Wednesday, November 23, 2022

Program Arty A7 FPGA to be a RISC-V processor - Part II

 When I started on this journey by following instruction from https://digilent.com/reference/programmable-logic/arty-a7/start, I installed Xilinx Vivado on Windows PC as that is the primary working environment. Then when I started building RISC-v, I realized the instruction is all Linux oriented, so I decided to use WSL2 environment to build. The toolchain was successfully built. "make -f Makefile.e300artydevkit verilog" is also OK. But running into problem with "make -f Makefile.e300artydevkit mcs" runs into problem, as it needs to invoke vivado, which I haven't installed, and do not plan to install it under WSL2, simply because it takes too much disk space, and I'm not sure the sure the GUI would work well under WSL2.
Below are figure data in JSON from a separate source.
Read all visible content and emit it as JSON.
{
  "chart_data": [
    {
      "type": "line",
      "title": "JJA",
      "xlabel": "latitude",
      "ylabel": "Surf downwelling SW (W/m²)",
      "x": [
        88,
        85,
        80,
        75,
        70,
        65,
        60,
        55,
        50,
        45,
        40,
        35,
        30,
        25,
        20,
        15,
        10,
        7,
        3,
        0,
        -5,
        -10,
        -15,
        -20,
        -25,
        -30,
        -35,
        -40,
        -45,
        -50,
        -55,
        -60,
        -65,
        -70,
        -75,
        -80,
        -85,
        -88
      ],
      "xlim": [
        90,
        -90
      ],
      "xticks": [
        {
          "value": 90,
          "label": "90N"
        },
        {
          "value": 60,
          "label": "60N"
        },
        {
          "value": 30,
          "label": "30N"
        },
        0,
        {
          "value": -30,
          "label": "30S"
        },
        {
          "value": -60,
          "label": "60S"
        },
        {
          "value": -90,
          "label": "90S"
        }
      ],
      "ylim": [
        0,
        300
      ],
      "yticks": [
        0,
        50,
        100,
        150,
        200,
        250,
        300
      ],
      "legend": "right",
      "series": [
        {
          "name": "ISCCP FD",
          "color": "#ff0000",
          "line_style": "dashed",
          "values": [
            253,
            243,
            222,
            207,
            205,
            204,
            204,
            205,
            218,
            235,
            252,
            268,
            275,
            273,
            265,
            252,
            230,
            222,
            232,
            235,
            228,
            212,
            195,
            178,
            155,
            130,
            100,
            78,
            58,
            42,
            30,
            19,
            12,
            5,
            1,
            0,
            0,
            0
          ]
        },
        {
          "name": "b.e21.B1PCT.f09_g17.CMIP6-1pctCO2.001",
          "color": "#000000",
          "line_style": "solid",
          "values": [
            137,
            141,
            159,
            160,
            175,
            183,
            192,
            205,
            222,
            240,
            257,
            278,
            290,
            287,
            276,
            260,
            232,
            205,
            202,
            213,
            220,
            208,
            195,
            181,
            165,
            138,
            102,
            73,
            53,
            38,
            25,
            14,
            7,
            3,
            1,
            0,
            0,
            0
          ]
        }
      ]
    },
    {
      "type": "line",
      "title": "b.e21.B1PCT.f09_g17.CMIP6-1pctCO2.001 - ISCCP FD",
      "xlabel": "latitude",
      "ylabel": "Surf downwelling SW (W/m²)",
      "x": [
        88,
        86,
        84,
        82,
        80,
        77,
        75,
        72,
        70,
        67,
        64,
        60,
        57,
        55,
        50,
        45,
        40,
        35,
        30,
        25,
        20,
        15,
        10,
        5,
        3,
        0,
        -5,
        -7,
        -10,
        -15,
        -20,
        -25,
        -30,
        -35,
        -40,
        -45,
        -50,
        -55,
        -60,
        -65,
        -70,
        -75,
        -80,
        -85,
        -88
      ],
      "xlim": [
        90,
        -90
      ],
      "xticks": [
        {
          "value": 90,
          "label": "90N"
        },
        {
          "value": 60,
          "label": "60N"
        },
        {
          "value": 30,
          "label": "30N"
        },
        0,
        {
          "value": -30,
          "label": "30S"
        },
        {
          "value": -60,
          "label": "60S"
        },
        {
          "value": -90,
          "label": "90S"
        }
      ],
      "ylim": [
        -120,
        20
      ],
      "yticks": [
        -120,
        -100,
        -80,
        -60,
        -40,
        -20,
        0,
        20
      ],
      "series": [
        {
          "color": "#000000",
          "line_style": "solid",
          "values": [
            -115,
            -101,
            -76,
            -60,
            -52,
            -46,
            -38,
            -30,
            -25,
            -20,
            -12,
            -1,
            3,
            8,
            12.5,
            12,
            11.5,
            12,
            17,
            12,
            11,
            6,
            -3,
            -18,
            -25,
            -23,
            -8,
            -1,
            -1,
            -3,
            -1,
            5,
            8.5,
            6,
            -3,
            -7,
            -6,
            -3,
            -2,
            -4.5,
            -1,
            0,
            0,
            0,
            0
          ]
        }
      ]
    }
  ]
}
Farther looking into the print out from the make mcs output, turns out it is running this from common.mk:

bit := $(BUILD_DIR)/obj/$(MODEL).bit
$(bit): $(romgen) $(f)
        cd $(BUILD_DIR); vivado \
                -nojournal -mode batch \
                -source $(fpga_common_script_dir)/vivado.tcl \
                -tclargs \
                -top-module "$(MODEL)" \
                -F "$(f)" \
                -ip-vivado-tcls "$(shell find '$(BUILD_DIR)' -name '*.vivado.tcl')" \
                -board "$(BOARD)"


# Build .mcs
mcs := $(BUILD_DIR)/obj/$(MODEL).mcs
$(mcs): $(bit)
        cd $(BUILD_DIR); vivado -nojournal -mode batch -source $(fpga_common_script_dir)/write_cfgmem.tcl -tclargs $(BOARD) $@ $<

So it is possible to utilize the Vivado Windows installation, either still do the make under WSL2, or run the make with GNU shell under Windows (such as Cygwin). 

Approach A: Run make under WSL2, install missing Vivado Linux executable

For Windows Vivado installation, it also include Linux vivado shell script under the bin folder. So would need to add the path to the bin like below:

export PATH=$PATH:/mnt/c/Xilinx/Vivado/2022.1/bin

However, Windows Vivado installation won't have Linux executable installed. Would see error like:

WARNING: /mnt/c/Xilinx/Vivado/2022.1/tps/lnx64/jre11.0.11_9 does not exist.
ERROR: Could not find 64-bit executable.
ERROR: /mnt/c/Xilinx/Vivado/2022.1/bin/unwrapped/lnx64.o/vivado does not exist

So would need to extract these missing binaries from installation package.

Approach B: Run make using Cygwin

My freedom.git was synced to my WSL2 home folder. So first thing is find out the Windows path to it. Information can be found from https://superuser.com/questions/1185033/what-is-the-home-directory-on-windows-subsystem-for-linux. For my WSL2 installed on Windows 11, under %LOCALAPPDATA%\Packages\Packages\CanonicalGroupLimited.UbuntuonWindows_79rhkp1fndgsc\LocalState is only a 'ext4.vhdx' file, which likely is a virtual disk file. So the way to access it from Cygwin would be map it as a driver, with command like this: net use U: \\wsl.localhost\Ubuntu

Then from Cygwin, cd U: should change CWD to the root dir of WSL2 Ubuntu. However, the make command might still fail with error like this:

Sourcing tcl script 'C:/Users/$win_user/AppData/Roaming/Xilinx/Vivado/Vivado_init.tcl'
source /cygdrive/u/home/$wsl_user/freedom/fpga-shells/xilinx/common/tcl/vivado.tcl
couldn't read file "/cygdrive/u/home/$wsl_user/freedom/fpga-shells/xilinx/common/tcl/vivado.tcl": no such file or directory

To get around this, I moved the freedom folder to be under /mnt/c, which is the Windows C: drive. And this time, it gave me a new error when running make under Cygwin:

Cannot find a jar file even the file exist. So for now, give up on this, until later have some time. Probably can do that directly from Vivado?